Unlike Iraq, we have a well-trained and disciplined army and an administrative system that despite the dramatic deterioration of recent years still retains considerable capacity. Given political will we should be able to establish the writ of the state and the rule of law. Like Iraq we must, however, do so before the hatred engendered by sectarian killings becomes too deep-rooted

We do have, however, another problem that Iraq does not. Sectarian forces or their allies — a different plumage should not disguise the fact that they hatch in the same nest and have similar if not identical DNAs — have been allowed to flourish, under foreign and domestic patronage. We should recognise that the utility of these groups was questionable in the past and has become a disastrous liability now.

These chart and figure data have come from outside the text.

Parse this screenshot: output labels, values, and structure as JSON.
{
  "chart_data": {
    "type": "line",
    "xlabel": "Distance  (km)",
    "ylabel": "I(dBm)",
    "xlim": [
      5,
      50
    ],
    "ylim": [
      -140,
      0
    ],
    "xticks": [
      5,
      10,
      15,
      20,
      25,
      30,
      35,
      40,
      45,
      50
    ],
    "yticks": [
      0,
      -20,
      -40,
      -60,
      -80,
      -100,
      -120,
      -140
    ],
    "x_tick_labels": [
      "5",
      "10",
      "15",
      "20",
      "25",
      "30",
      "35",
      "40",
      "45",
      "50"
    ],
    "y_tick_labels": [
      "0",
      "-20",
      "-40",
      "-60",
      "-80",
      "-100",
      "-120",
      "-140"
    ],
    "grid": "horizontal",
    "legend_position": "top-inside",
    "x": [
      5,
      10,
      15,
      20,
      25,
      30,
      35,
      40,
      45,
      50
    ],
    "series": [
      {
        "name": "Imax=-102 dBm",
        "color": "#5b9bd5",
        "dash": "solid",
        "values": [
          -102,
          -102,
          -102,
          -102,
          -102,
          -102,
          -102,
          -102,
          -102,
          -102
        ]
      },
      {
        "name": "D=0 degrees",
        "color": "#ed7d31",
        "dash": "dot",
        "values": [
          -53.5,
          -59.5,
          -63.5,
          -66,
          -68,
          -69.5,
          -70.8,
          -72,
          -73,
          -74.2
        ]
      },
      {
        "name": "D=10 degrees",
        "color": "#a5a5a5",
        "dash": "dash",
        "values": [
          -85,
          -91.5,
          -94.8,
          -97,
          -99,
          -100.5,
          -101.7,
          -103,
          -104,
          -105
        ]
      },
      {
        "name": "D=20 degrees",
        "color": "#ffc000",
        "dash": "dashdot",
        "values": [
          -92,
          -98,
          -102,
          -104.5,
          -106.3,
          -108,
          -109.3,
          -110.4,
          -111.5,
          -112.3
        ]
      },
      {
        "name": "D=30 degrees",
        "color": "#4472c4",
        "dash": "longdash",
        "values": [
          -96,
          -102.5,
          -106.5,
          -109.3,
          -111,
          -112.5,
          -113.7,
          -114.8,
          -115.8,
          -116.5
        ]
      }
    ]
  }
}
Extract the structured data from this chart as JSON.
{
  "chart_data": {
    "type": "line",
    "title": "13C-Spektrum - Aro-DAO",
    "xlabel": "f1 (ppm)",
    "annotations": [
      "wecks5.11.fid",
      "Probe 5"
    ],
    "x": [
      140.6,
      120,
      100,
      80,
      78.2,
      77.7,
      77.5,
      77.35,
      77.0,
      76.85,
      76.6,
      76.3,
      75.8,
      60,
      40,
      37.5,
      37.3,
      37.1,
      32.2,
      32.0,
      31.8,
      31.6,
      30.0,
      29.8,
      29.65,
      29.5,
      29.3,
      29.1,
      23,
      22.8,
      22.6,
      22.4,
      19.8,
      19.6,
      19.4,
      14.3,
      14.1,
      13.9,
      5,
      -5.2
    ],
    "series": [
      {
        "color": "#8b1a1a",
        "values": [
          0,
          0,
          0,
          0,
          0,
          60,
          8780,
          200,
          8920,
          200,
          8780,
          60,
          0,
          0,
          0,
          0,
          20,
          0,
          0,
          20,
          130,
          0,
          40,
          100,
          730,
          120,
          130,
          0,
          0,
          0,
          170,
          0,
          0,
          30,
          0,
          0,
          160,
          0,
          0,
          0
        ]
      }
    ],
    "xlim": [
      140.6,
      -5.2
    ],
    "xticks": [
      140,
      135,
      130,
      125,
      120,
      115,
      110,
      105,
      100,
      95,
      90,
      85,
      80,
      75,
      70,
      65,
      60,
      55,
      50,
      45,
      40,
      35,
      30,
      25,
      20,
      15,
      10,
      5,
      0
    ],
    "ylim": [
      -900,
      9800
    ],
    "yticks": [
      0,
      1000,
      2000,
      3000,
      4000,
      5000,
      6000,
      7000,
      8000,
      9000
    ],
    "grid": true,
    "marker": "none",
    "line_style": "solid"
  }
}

Today these groups believe they remain relevant only if insecurity prevails domestically and Pakistan’s relations with its neighbours remain fraught. One cannot help but suspect that the killing across the Line of Control and the abortive attack on the Indian consulate in Jalalabad were the handiwork of these groups and were carried out to serve this objective.

We must set political expediency aside and work with unity of purpose to reduce and then eliminate this problem alongside that of sectarianism.

The writer is a former foreign secretary.